• The Lung Microbiome in Young Children with Cystic Fibrosis: A Prospective Cohort Study

      Linnane, Barry; Walsh, Aaron M.; Walsh, Calum J.; Crispie, Fiona; O’Sullivan, Orla; Cotter, Paul D.; McDermott, Michael; Renwick, Julie; McNally, Paul; Science Foundation Ireland; et al. (Multidisciplinary Digital Publishing Institute, 2021-02-26)
      The cystic fibrosis (CF) lung harbours a diverse microbiome and reduced diversity in the CF lung has been associated with advancing age, increased inflammation and poorer lung function. Data suggest that the window for intervention is early in CF, yet there is a paucity of studies on the lung microbiome in children with CF. The objective of this study was to thoroughly characterise the lower airway microbiome in pre-school children with CF. Bronchoalveolar lavage (BAL) samples were collected annually from children attending the three clinical centres. Clinical and demographic data were collated on all subjects alongside BAL inflammatory markers. 16S rRNA gene sequencing was performed on the Illumina MiSeq platform. Bioinformatics and data analysis were performed using Qiime and R project software. Data on 292 sequenced BALs from 101 children with CF and 51 without CF show the CF lung microbiome, while broadly similar to that in non-CF children, is distinct. Alpha diversity between the two cohorts was indistinguishable at this early age. The CF diagnosis explained only 1.1% of the variation between the cohort microbiomes. However, several key genera were significantly differentially abundant between the groups. While the non-CF lung microbiome diversity increased with age, diversity reduced in CF with age. Pseudomonas and Staphylococcus were more abundant with age, while genera such as Streptococcus, Porphyromonas and Veillonella were less abundant with age.

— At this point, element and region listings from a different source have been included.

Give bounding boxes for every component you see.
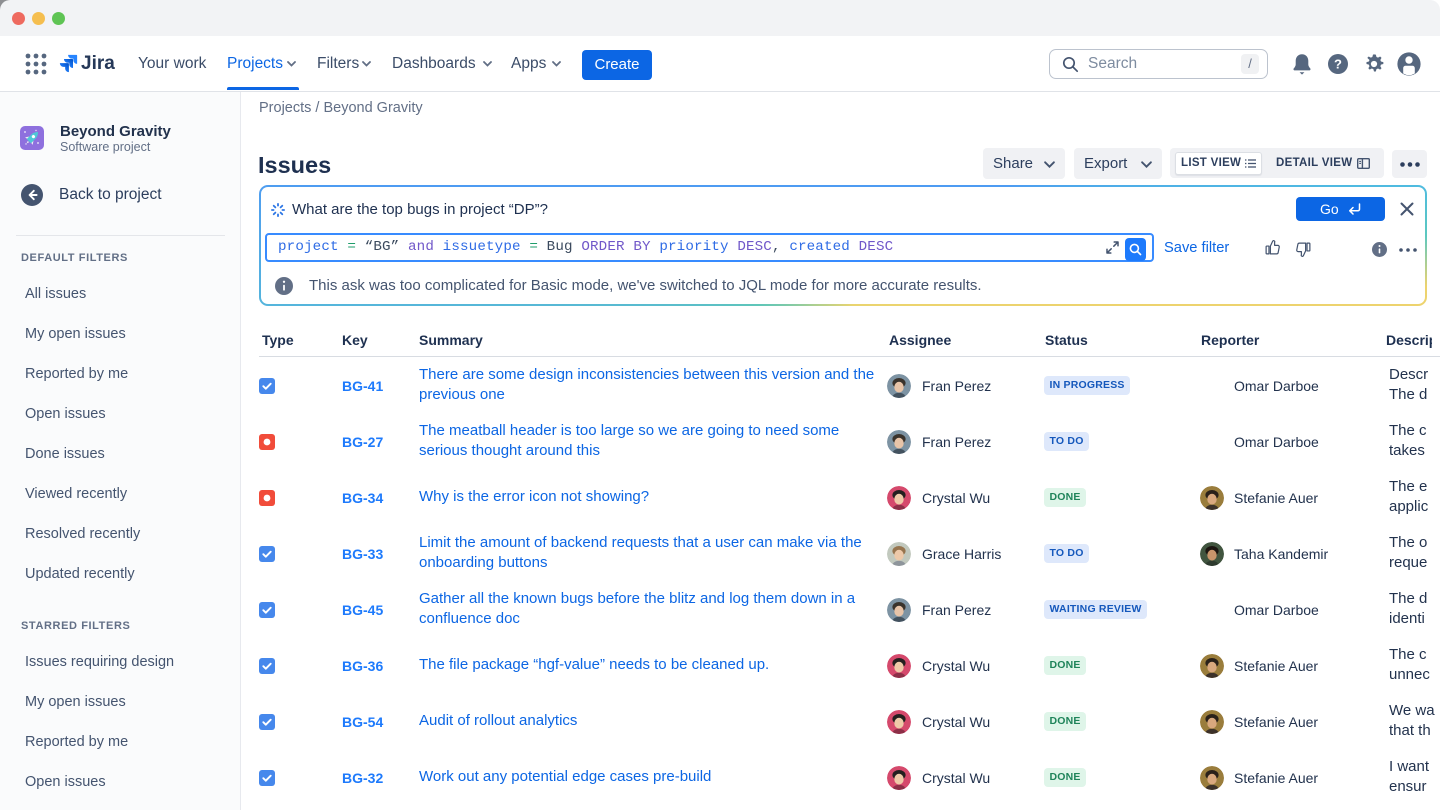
svg-text:?: ? [1334,57,1342,72]
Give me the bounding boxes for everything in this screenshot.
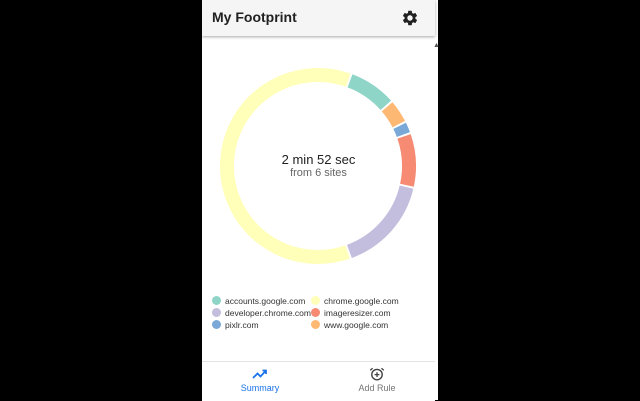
legend-label: www.google.com xyxy=(324,319,389,330)
sites-count: from 6 sites xyxy=(290,167,347,179)
legend-dot xyxy=(212,296,221,305)
app-title: My Footprint xyxy=(212,9,297,25)
add-alarm-icon xyxy=(369,367,385,381)
window-edge xyxy=(435,0,438,400)
legend-dot xyxy=(212,320,221,329)
legend-dot xyxy=(311,308,320,317)
legend-dot xyxy=(212,308,221,317)
chart-legend: accounts.google.com chrome.google.com de… xyxy=(212,295,432,330)
legend-item-accounts-google[interactable]: accounts.google.com xyxy=(212,295,311,306)
tab-summary[interactable]: Summary xyxy=(202,362,318,401)
legend-label: accounts.google.com xyxy=(225,295,306,306)
donut-slice-www-google-com[interactable] xyxy=(381,102,406,128)
extension-popup: My Footprint 2 min 52 sec from 6 sites a… xyxy=(202,0,435,401)
legend-dot xyxy=(311,320,320,329)
bottom-navigation: Summary Add Rule xyxy=(202,361,435,401)
trending-up-icon xyxy=(252,367,268,381)
legend-item-pixlr[interactable]: pixlr.com xyxy=(212,319,311,330)
total-time: 2 min 52 sec xyxy=(281,152,356,167)
legend-item-www-google[interactable]: www.google.com xyxy=(311,319,421,330)
scroll-indicator-icon: ▲ xyxy=(433,42,440,49)
app-header: My Footprint xyxy=(202,0,435,36)
tab-summary-label: Summary xyxy=(240,383,280,393)
donut-slice-developer-chrome-com[interactable] xyxy=(346,185,414,258)
legend-item-developer-chrome[interactable]: developer.chrome.com xyxy=(212,307,311,318)
donut-slice-pixlr-com[interactable] xyxy=(393,122,410,138)
tab-add-rule[interactable]: Add Rule xyxy=(319,362,435,401)
donut-slice-accounts-google-com[interactable] xyxy=(347,74,392,111)
legend-label: developer.chrome.com xyxy=(225,307,311,318)
gear-icon[interactable] xyxy=(401,9,419,27)
legend-dot xyxy=(311,296,320,305)
legend-label: imageresizer.com xyxy=(324,307,391,318)
legend-label: pixlr.com xyxy=(225,319,259,330)
legend-item-chrome-google[interactable]: chrome.google.com xyxy=(311,295,421,306)
legend-label: chrome.google.com xyxy=(324,295,399,306)
legend-item-imageresizer[interactable]: imageresizer.com xyxy=(311,307,421,318)
tab-add-rule-label: Add Rule xyxy=(358,383,396,393)
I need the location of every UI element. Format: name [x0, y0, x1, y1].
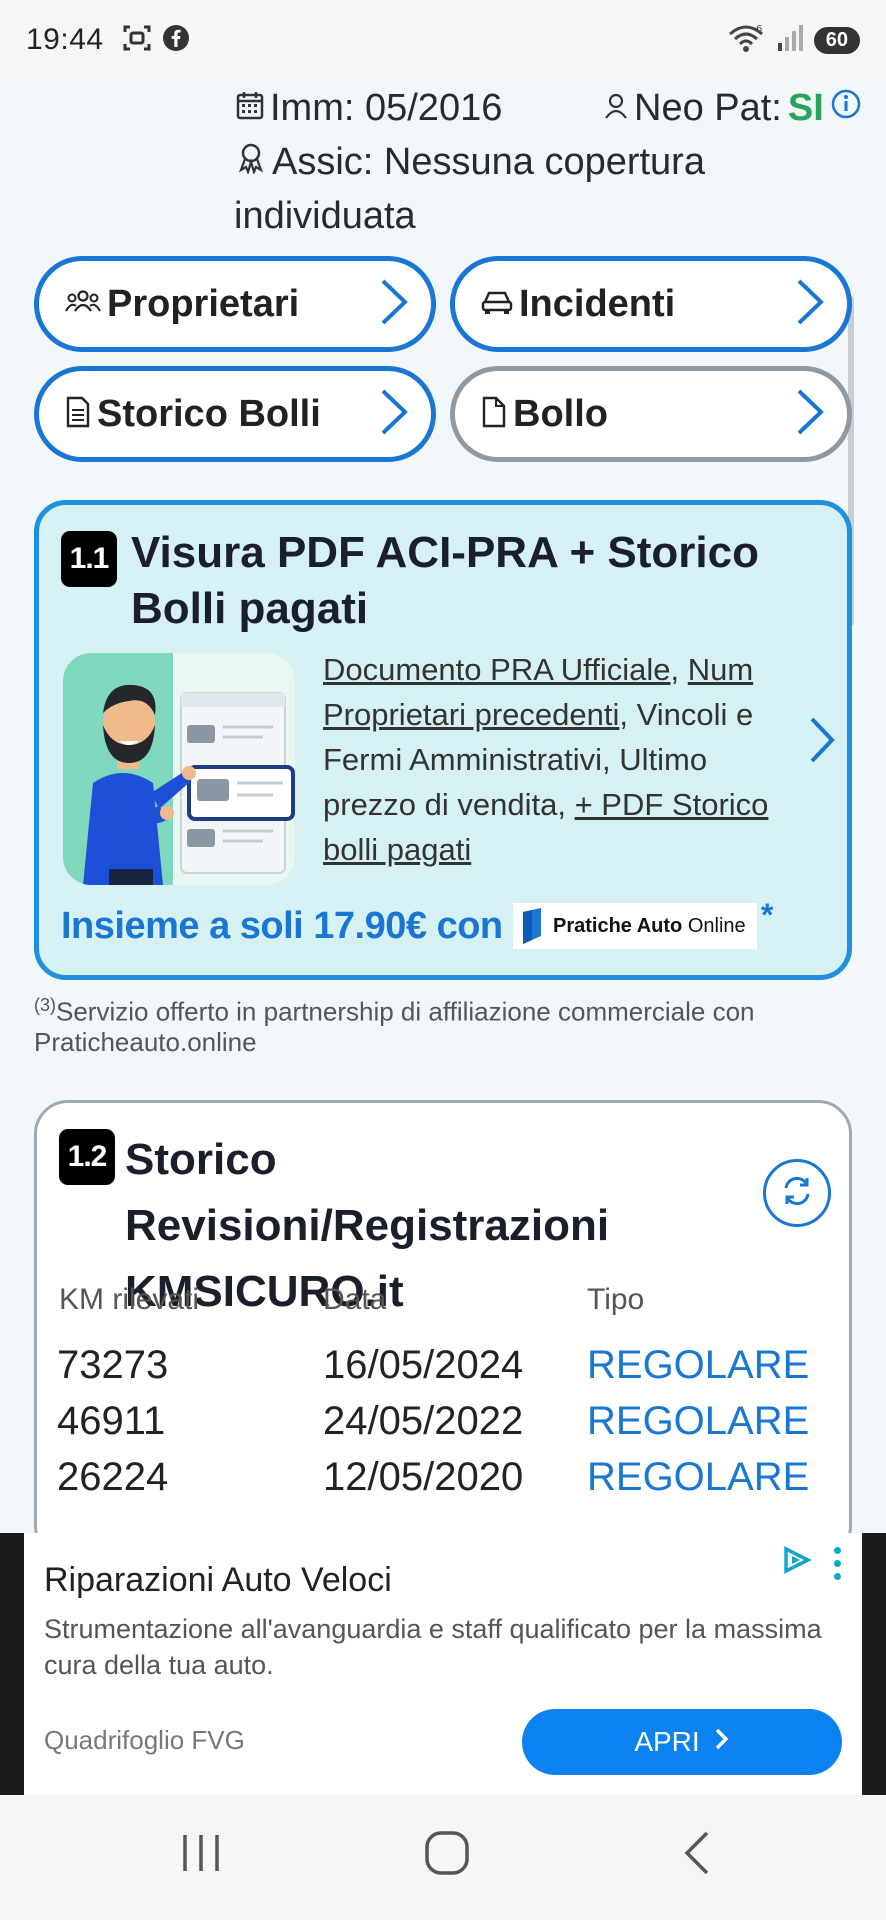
- insurance-line: Assic: Nessuna copertura: [236, 134, 705, 190]
- home-icon: [424, 1830, 470, 1881]
- link-pdf-storico[interactable]: + PDF Storico: [575, 787, 769, 822]
- desc-separator: ,: [670, 652, 688, 687]
- ad-open-button[interactable]: APRI: [522, 1709, 842, 1775]
- refresh-icon: [779, 1173, 815, 1214]
- owners-button[interactable]: Proprietari: [34, 256, 436, 352]
- ad-advertiser: Quadrifoglio FVG: [44, 1725, 245, 1755]
- type-value: REGOLARE: [587, 1343, 810, 1387]
- wifi-icon: 6: [726, 22, 766, 59]
- asterisk: *: [761, 897, 774, 933]
- tax-button[interactable]: Bollo: [450, 366, 852, 462]
- visura-card[interactable]: 1.1 Visura PDF ACI-PRA + Storico Bolli p…: [34, 500, 852, 980]
- footnote: (3)Servizio offerto in partnership di af…: [34, 990, 854, 1057]
- award-icon: [236, 141, 266, 184]
- chevron-right-icon: [793, 277, 827, 332]
- recent-apps-icon: [179, 1831, 223, 1880]
- desc-text-2: Fermi Amministrativi, Ultimo: [323, 742, 708, 777]
- document-lines-icon: [65, 396, 91, 433]
- neo-pat-value: SI: [787, 86, 824, 129]
- chevron-right-icon: [714, 1726, 730, 1758]
- footnote-marker: (3): [34, 995, 56, 1015]
- back-button[interactable]: [662, 1825, 732, 1885]
- screenshot-icon: [122, 23, 152, 58]
- battery-icon: 60: [813, 26, 860, 54]
- footnote-text-2: Praticheauto.online: [34, 1026, 257, 1057]
- adchoices-icon[interactable]: [780, 1545, 814, 1580]
- visura-title-line1: Visura PDF ACI-PRA + Storico: [131, 528, 759, 577]
- km-history-card: 1.2 Storico Revisioni/Registrazioni KMSI…: [34, 1100, 852, 1560]
- person-icon: [604, 87, 628, 130]
- pratiche-auto-online-logo: Pratiche Auto Online: [513, 903, 757, 949]
- info-icon[interactable]: [830, 87, 862, 130]
- ad-menu-icon[interactable]: [834, 1547, 842, 1586]
- tax-history-button[interactable]: Storico Bolli: [34, 366, 436, 462]
- km-title-line1: Storico Revisioni/Registrazioni: [125, 1135, 610, 1250]
- document-icon: [481, 396, 507, 433]
- accidents-label: Incidenti: [519, 282, 676, 325]
- link-proprietari-precedenti[interactable]: Proprietari precedenti: [323, 697, 619, 732]
- desc-text-3: prezzo di vendita,: [323, 787, 575, 822]
- price-text: Insieme a soli 17.90€ con: [61, 905, 503, 947]
- chevron-right-icon: [377, 387, 411, 442]
- visura-title: Visura PDF ACI-PRA + Storico Bolli pagat…: [131, 525, 811, 637]
- date-value: 16/05/2024: [323, 1343, 524, 1387]
- registration-date: Imm: 05/2016: [270, 86, 503, 129]
- col-header-type: Tipo: [587, 1283, 645, 1316]
- navigation-bar: [0, 1795, 886, 1920]
- ad-content[interactable]: Riparazioni Auto Veloci Strumentazione a…: [24, 1533, 862, 1795]
- km-title-line2: KMSICURO.it: [125, 1267, 404, 1316]
- status-time: 19:44: [26, 23, 104, 56]
- insurance-status: Assic: Nessuna copertura: [272, 140, 705, 183]
- accidents-button[interactable]: Incidenti: [450, 256, 852, 352]
- calendar-icon: [236, 87, 264, 130]
- svg-text:6: 6: [756, 24, 762, 35]
- link-num[interactable]: Num: [688, 652, 753, 687]
- registration-line: Imm: 05/2016: [236, 80, 502, 136]
- desc-text-1: , Vincoli e: [619, 697, 754, 732]
- home-button[interactable]: [412, 1825, 482, 1885]
- ad-cta-label: APRI: [634, 1726, 700, 1757]
- ad-title[interactable]: Riparazioni Auto Veloci: [44, 1561, 392, 1600]
- km-value: 73273: [57, 1343, 169, 1387]
- section-badge: 1.1: [61, 531, 117, 587]
- type-value: REGOLARE: [587, 1399, 810, 1443]
- owners-label: Proprietari: [107, 282, 300, 325]
- logo-text-bold: Pratiche Auto: [553, 914, 683, 937]
- insurance-status-cont: individuata: [234, 194, 416, 237]
- refresh-button[interactable]: [763, 1159, 831, 1227]
- chevron-right-icon: [377, 277, 411, 332]
- mechanic-illustration: [63, 653, 295, 885]
- chevron-right-icon: [793, 387, 827, 442]
- back-icon: [679, 1829, 715, 1882]
- recent-apps-button[interactable]: [166, 1825, 236, 1885]
- people-icon: [65, 287, 101, 322]
- chevron-right-icon[interactable]: [807, 715, 837, 770]
- date-value: 12/05/2020: [323, 1455, 524, 1499]
- link-bolli-pagati[interactable]: bolli pagati: [323, 832, 471, 867]
- date-value: 24/05/2022: [323, 1399, 524, 1443]
- neo-pat-label: Neo Pat:: [634, 86, 782, 129]
- neo-pat-line: Neo Pat: SI: [604, 80, 862, 136]
- visura-title-line2: Bolli pagati: [131, 584, 369, 633]
- col-header-date: Data: [323, 1283, 387, 1316]
- visura-description: Documento PRA Ufficiale, Num Proprietari…: [323, 647, 793, 872]
- status-bar: 19:44 6 60: [0, 0, 886, 80]
- tax-history-label: Storico Bolli: [97, 392, 321, 435]
- tax-label: Bollo: [513, 392, 608, 435]
- km-history-title: Storico Revisioni/Registrazioni KMSICURO…: [125, 1127, 745, 1325]
- km-value: 26224: [57, 1455, 169, 1499]
- insurance-line-2: individuata: [234, 188, 416, 244]
- type-value: REGOLARE: [587, 1455, 810, 1499]
- logo-text: Online: [682, 914, 746, 937]
- section-badge: 1.2: [59, 1129, 115, 1185]
- signal-icon: [776, 23, 804, 58]
- link-documento-pra[interactable]: Documento PRA Ufficiale: [323, 652, 670, 687]
- col-header-km: KM rilevati: [59, 1283, 200, 1316]
- facebook-icon: [162, 24, 190, 57]
- car-icon: [481, 288, 513, 321]
- ad-banner[interactable]: Riparazioni Auto Veloci Strumentazione a…: [0, 1533, 886, 1795]
- footnote-text-1: Servizio offerto in partnership di affil…: [56, 996, 755, 1027]
- ad-text: Strumentazione all'avanguardia e staff q…: [44, 1614, 822, 1680]
- km-value: 46911: [57, 1399, 166, 1443]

There was a negative correlation between alpha diversity and interleukin-8 and neutrophil elastase in the CF population. Neither current flucloxacillin or azithromycin prophylaxis, nor previous oral or IV antibiotic exposure, was correlated with microbiome diversity. Consecutive annual BAL samples over 5 years from a subgroup of children demonstrated diverse patterns of development in the first years of life.